Secondly, you can not only trace program which you launch but also attach to already running processes by using PTRACE_ATTACH.

You can also get function arguments by reading registers and stack memory when tracee steps on breakpoint at function beggining and read return value at breakpoint on return address.

If you manage to do these steps and set breakpoints on functions in libraries then you have your own ltrace.

Debuggers are based on same idea. Just give user way to interact with tracing process (set breakpoints, read registers etc.).

One more thing. Since Lollipop (5.0), Android uses ART. All apps are compiled but bytecode is also in use (giving much information).
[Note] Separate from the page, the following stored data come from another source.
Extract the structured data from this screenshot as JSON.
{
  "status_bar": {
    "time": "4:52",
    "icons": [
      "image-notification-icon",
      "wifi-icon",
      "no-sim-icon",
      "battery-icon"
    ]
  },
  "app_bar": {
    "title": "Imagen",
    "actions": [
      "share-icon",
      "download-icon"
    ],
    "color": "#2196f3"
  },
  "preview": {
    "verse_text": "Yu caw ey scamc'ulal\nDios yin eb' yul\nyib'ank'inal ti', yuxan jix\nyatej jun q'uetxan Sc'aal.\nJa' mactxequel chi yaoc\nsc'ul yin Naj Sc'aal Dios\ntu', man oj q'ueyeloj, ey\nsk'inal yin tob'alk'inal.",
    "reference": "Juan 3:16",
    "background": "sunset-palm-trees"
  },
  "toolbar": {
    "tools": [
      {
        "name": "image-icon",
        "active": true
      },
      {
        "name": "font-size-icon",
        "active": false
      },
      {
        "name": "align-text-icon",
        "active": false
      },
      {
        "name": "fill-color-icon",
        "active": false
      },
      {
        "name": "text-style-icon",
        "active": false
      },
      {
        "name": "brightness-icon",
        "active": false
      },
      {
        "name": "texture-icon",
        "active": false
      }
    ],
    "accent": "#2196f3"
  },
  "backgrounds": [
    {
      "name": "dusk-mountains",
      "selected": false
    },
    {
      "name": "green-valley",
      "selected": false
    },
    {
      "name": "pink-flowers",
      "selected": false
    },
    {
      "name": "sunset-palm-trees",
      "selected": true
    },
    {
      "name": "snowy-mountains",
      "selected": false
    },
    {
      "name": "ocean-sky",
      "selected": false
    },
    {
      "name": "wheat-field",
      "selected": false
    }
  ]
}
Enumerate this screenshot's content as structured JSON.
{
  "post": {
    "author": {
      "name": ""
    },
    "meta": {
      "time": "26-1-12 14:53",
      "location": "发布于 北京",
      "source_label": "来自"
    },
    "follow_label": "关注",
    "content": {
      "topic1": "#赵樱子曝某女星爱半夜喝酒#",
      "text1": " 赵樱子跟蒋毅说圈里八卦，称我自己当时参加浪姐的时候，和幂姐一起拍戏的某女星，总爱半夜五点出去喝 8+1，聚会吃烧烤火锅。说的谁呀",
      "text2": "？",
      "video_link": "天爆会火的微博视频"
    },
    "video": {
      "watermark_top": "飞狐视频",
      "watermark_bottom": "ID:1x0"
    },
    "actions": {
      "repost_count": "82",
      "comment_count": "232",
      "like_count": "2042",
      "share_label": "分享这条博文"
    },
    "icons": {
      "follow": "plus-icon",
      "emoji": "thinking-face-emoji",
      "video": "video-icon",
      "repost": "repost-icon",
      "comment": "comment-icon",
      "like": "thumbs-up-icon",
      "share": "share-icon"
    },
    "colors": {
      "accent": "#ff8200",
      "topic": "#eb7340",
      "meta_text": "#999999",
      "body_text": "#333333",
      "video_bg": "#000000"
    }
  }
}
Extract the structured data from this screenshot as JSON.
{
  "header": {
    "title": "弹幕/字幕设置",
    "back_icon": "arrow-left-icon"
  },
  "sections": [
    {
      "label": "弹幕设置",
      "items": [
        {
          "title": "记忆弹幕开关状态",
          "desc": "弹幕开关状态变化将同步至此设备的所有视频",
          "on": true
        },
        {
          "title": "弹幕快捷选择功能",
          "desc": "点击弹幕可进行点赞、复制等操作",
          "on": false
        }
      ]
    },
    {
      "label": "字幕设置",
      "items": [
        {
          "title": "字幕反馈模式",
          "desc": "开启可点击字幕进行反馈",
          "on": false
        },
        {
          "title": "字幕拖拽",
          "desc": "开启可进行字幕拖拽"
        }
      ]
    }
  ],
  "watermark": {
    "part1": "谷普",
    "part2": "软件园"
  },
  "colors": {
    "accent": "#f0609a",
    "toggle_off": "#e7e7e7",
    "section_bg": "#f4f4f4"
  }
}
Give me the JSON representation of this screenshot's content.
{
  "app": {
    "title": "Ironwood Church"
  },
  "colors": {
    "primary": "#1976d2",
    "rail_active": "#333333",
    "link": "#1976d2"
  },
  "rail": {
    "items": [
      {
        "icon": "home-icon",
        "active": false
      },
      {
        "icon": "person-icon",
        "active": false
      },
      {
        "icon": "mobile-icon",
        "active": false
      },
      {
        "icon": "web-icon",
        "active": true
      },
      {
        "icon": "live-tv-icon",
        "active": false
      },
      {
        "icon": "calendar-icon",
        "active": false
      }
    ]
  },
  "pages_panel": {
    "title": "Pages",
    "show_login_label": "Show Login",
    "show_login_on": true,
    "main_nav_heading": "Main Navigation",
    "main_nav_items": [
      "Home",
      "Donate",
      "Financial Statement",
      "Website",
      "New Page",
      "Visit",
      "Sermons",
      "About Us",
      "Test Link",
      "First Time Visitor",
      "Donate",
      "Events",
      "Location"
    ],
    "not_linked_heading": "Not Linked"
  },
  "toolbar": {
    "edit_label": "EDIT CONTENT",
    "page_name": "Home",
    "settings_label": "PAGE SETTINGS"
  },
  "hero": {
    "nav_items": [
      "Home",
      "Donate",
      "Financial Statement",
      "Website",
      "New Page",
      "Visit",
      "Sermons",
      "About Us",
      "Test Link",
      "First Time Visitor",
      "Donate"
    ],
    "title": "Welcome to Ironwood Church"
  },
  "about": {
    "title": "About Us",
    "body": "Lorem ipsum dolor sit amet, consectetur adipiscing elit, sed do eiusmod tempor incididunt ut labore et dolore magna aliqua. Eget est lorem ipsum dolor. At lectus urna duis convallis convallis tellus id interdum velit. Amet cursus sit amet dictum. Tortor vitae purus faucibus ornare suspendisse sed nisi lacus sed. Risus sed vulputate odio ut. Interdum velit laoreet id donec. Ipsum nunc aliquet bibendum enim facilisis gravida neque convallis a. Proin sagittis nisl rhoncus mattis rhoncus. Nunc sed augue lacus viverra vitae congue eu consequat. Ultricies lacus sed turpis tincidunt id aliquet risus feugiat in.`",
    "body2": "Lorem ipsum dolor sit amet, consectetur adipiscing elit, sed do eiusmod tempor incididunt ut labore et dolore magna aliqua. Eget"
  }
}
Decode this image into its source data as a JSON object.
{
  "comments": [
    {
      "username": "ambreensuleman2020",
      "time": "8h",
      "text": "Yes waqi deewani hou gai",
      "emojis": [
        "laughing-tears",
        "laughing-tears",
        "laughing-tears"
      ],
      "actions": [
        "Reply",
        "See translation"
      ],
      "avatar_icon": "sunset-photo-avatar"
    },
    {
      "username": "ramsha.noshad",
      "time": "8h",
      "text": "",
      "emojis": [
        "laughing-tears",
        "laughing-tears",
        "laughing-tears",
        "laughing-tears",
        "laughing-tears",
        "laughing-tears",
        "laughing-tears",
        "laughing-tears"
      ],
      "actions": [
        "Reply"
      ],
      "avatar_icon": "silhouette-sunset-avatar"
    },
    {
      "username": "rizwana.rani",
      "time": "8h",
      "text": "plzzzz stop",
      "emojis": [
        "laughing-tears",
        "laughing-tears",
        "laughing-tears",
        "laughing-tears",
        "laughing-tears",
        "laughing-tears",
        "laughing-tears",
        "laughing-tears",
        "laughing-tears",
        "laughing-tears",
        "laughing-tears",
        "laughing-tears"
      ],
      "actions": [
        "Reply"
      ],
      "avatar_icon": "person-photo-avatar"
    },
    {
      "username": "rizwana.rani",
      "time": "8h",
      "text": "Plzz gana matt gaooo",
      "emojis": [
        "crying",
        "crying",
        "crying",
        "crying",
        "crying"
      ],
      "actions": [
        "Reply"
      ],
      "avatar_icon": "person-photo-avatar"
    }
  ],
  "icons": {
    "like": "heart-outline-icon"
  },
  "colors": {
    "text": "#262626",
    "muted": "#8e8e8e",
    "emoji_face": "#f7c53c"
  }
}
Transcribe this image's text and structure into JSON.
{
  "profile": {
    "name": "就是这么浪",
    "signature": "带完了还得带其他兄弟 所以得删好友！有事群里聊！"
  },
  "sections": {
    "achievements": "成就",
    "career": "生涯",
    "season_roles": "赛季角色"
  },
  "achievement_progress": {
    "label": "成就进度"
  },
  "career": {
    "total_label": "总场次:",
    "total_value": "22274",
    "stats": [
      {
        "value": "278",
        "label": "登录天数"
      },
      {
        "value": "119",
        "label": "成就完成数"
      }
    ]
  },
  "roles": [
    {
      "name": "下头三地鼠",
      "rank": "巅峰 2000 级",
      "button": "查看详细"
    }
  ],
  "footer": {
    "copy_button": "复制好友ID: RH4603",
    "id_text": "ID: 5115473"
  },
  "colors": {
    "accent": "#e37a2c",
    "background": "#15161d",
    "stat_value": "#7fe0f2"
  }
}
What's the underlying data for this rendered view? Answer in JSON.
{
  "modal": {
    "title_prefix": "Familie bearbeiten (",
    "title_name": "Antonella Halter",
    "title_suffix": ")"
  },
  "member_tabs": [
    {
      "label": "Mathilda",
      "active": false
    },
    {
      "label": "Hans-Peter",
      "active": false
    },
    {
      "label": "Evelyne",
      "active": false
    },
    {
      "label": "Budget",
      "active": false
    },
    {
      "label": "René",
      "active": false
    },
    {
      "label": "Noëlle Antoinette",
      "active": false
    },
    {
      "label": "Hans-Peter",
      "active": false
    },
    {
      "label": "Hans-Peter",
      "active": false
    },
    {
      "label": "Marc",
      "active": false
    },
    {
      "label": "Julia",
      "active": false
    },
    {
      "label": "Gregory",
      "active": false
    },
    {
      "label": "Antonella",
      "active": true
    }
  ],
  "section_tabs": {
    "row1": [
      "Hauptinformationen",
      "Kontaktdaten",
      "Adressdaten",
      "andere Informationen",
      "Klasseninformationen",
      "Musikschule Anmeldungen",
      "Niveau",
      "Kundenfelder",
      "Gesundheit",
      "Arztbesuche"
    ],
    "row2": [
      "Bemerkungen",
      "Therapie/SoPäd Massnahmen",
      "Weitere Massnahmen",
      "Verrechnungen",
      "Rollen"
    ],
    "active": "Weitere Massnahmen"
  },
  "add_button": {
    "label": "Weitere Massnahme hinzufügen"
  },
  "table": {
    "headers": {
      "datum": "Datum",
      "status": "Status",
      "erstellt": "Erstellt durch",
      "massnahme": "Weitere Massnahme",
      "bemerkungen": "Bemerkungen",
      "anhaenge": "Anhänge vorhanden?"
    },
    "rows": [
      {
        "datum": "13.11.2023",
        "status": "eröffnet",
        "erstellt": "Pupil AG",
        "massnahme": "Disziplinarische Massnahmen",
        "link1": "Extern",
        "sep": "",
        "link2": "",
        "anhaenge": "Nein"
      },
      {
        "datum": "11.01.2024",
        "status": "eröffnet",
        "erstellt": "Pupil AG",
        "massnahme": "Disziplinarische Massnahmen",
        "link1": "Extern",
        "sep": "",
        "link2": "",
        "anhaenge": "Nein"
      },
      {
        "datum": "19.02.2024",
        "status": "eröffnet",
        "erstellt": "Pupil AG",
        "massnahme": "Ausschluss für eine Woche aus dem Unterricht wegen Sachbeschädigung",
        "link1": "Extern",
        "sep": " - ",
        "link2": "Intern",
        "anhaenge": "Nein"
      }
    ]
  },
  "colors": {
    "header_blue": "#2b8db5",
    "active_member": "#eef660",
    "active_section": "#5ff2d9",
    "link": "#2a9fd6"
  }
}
By parsing oat files you can get information about function names, parameters and addresses. So if you ever wanted to analyse execution of Pokemon Go (or other android app) now you know how to create trace tool for that.

NOTE: If you want to set breakpoints in attached mode you will need to adjust addresses to function by getting base address of binary or library from process maps and adding it to symbol address. Also remember that mapping changes due to ASLR so you cannot hardcode it.